UN chief calls for new era of social media integrity in bid to stem misinformation
© Unsplash: There has been a sharp increase in the use of hate speech on Twitter after its recent acquisition.
United Nations, 12 June 2023
Countries must address the “grave global harm” caused by the proliferation of hate and lies online, UN Secretary-General António Guterres said on Monday, launching a key report designed to shore up information integrity on digital platforms.
Alarm over the potential threat posed by the rapid development of generative artificial intelligence (AI) must not obscure the damage already being done by digital technologies that enable the spread of online hate speech, as well as mis- and disinformation, he said.
The policy brief argues that they should be integral players in upholding the accuracy, consistency and reliability of information shared by users.
“My hope is that it will provide a gold standard for guiding action to strengthen information integrity,” he wrote in the introduction.
Connecting and dividing
Digital platforms – which include social media channels, search engines and messaging apps – are connecting billions of people across the planet, with some three billion users of Facebook alone.
They have brought many benefits, from supporting communities in times of crisis and struggle, to helping to mobilize global movements for racial justice and gender equality. They are also used by the UN to engage people worldwide in pursuit of peace, dignity and human rights on a healthy planet.
Yet these same digital platforms are being misused to subvert science and spread disinformation and hate, fuelling conflict, threatening democracy and human rights, and undermining public health and climate action.
“Some of our own UN peacekeeping missions and humanitarian aid operations have been targeted, making their work even more dangerous,” he said.
Deceitful, dangerous and deadly
Although misinformation, disinformation and hate speech are related and overlap, they are distinct phenomena.
Hate speech refers to abusive or threatening language against a group or person, simply because of their race, colour, religion, ethnicity, nationality, or similar grounds.
The difference between mis- and disinformation is intent, though the distinction can be difficult to determine.
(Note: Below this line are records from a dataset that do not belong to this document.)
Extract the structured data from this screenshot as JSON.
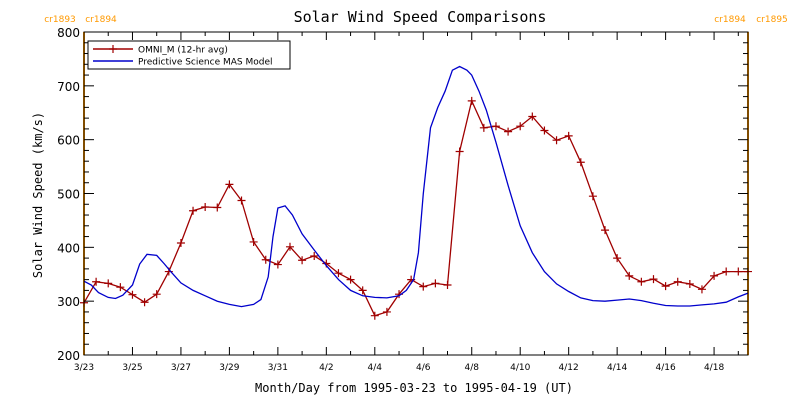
{
  "chart_data": {
    "type": "line",
    "title": "Solar Wind Speed Comparisons",
    "xlabel": "Month/Day from 1995-03-23 to 1995-04-19 (UT)",
    "ylabel": "Solar Wind Speed (km/s)",
    "xlim": [
      0,
      27.4
    ],
    "ylim": [
      200,
      800
    ],
    "y_ticks": [
      200,
      300,
      400,
      500,
      600,
      700,
      800
    ],
    "x_ticks": [
      {
        "day": 0,
        "label": "3/23"
      },
      {
        "day": 2,
        "label": "3/25"
      },
      {
        "day": 4,
        "label": "3/27"
      },
      {
        "day": 6,
        "label": "3/29"
      },
      {
        "day": 8,
        "label": "3/31"
      },
      {
        "day": 10,
        "label": "4/2"
      },
      {
        "day": 12,
        "label": "4/4"
      },
      {
        "day": 14,
        "label": "4/6"
      },
      {
        "day": 16,
        "label": "4/8"
      },
      {
        "day": 18,
        "label": "4/10"
      },
      {
        "day": 20,
        "label": "4/12"
      },
      {
        "day": 22,
        "label": "4/14"
      },
      {
        "day": 24,
        "label": "4/16"
      },
      {
        "day": 26,
        "label": "4/18"
      }
    ],
    "legend_position": "top-left",
    "rotations": [
      {
        "day": 0,
        "left": "cr1893",
        "right": "cr1894"
      },
      {
        "day": 27.4,
        "left": "cr1894",
        "right": "cr1895"
      }
    ],
    "colors": {
      "omni": "#a00000",
      "mas": "#0000cc",
      "rotation": "#ff9900",
      "axis": "#000000"
    },
    "series": [
      {
        "name": "OMNI_M (12-hr avg)",
        "marker": "plus",
        "x": [
          0,
          0.5,
          1,
          1.5,
          2,
          2.5,
          3,
          3.5,
          4,
          4.5,
          5,
          5.5,
          6,
          6.5,
          7,
          7.5,
          8,
          8.5,
          9,
          9.5,
          10,
          10.5,
          11,
          11.5,
          12,
          12.5,
          13,
          13.5,
          14,
          14.5,
          15,
          15.5,
          16,
          16.5,
          17,
          17.5,
          18,
          18.5,
          19,
          19.5,
          20,
          20.5,
          21,
          21.5,
          22,
          22.5,
          23,
          23.5,
          24,
          24.5,
          25,
          25.5,
          26,
          26.5,
          27,
          27.4
        ],
        "values": [
          297,
          336,
          333,
          326,
          312,
          298,
          313,
          355,
          408,
          468,
          475,
          474,
          517,
          487,
          410,
          377,
          368,
          401,
          376,
          384,
          370,
          352,
          340,
          320,
          273,
          280,
          313,
          340,
          327,
          333,
          330,
          578,
          672,
          622,
          625,
          615,
          625,
          643,
          617,
          599,
          607,
          558,
          495,
          432,
          380,
          347,
          336,
          341,
          328,
          336,
          332,
          322,
          347,
          355,
          355,
          355
        ]
      },
      {
        "name": "Predictive Science MAS Model",
        "marker": "none",
        "x": [
          0,
          0.3,
          0.6,
          1,
          1.3,
          1.6,
          2,
          2.3,
          2.6,
          3,
          3.3,
          3.6,
          4,
          4.5,
          5,
          5.5,
          6,
          6.5,
          7,
          7.3,
          7.6,
          7.8,
          8,
          8.3,
          8.6,
          9,
          9.5,
          10,
          10.5,
          11,
          11.5,
          12,
          12.5,
          13,
          13.3,
          13.6,
          13.8,
          14,
          14.3,
          14.6,
          14.9,
          15.2,
          15.5,
          15.8,
          16,
          16.3,
          16.6,
          17,
          17.5,
          18,
          18.5,
          19,
          19.5,
          20,
          20.5,
          21,
          21.5,
          22,
          22.5,
          23,
          23.5,
          24,
          24.5,
          25,
          25.5,
          26,
          26.5,
          27,
          27.4
        ],
        "values": [
          337,
          330,
          316,
          307,
          305,
          311,
          330,
          369,
          387,
          385,
          370,
          354,
          334,
          320,
          310,
          300,
          294,
          290,
          294,
          303,
          345,
          420,
          473,
          477,
          460,
          425,
          395,
          366,
          340,
          320,
          310,
          307,
          306,
          310,
          320,
          340,
          390,
          500,
          622,
          660,
          690,
          729,
          736,
          729,
          720,
          690,
          655,
          595,
          515,
          440,
          390,
          355,
          332,
          318,
          306,
          301,
          300,
          302,
          304,
          301,
          296,
          292,
          291,
          291,
          293,
          295,
          298,
          308,
          315
        ]
      }
    ]
  }
}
In general, misinformation refers to the unintentional spread of inaccurate information, while disinformation is not only inaccurate but intended to deceive.
Regardless, they have all proved to be dangerous and even deadly.
“While traditional media remain an important source of news for most people in conflict areas, hatred spread on digital platforms has also sparked and fuelled violence,” the report said. “Some digital platforms have faced criticism of their role in conflicts, including the ongoing war in Ukraine.”
© UNICEF/UN051302/Herwig: Adolescent girls use cellphones and tablets in the Za’atari camp for Syrian refugees (file).
Safer digital space
Given the threat, the Secretary-General has called for coordinated international action to make the digital space safer and more inclusive while also protecting human rights.
Constructive responses have largely been lacking. Some tech companies have done far too little to prevent their platforms from contributing to the spread of violence and hatred, while Governments have sometimes resorted to drastic measures – including internet shutdowns and bans – that lack any legal basis and infringe on human rights.
Code of Conduct
The report puts forward the framework for global action though a Code of Conduct for information integrity on digital platforms, that outlines potential guardrails while safeguarding the rights to freedom of expression and information.
It will build on principles that include respect for human rights, support for independent media, increased transparency, user empowerment and strengthened research and data access.
The Secretary-General also provided recommendations that could inform the Code of Conduct.
They include a call for Governments, tech companies and other stakeholders to refrain from using, supporting, or amplifying disinformation and hate speech for any purpose.
Governments should also guarantee a free, viable, independent, and plural media landscape, with strong protections for journalists.
Meanwhile, digital platforms should ensure safety and privacy by design in all products, alongside consistent application of policies and resources across countries and languages.
All stakeholders should take urgent and immediate measures to ensure that all AI applications are safe, secure, responsible and ethical, and comply with human rights obligations, he added.
Advertisers and digital platforms should ensure that ads are not placed next to online mis- or disinformation or hate speech, and that ads containing disinformation are not promoted.
Our common future
The policy brief is the latest in a series of 11 reports based on proposals contained in Our Common Agenda, the Secretary-General’s 2021 report that outlines a vision for future global cooperation and multilateral action.
They are intended to inform discussions ahead of the SDG Summit in September, marking the midpoint towards achieving the Sustainable Development Goals by 2030, and the related Summit of the Future next year.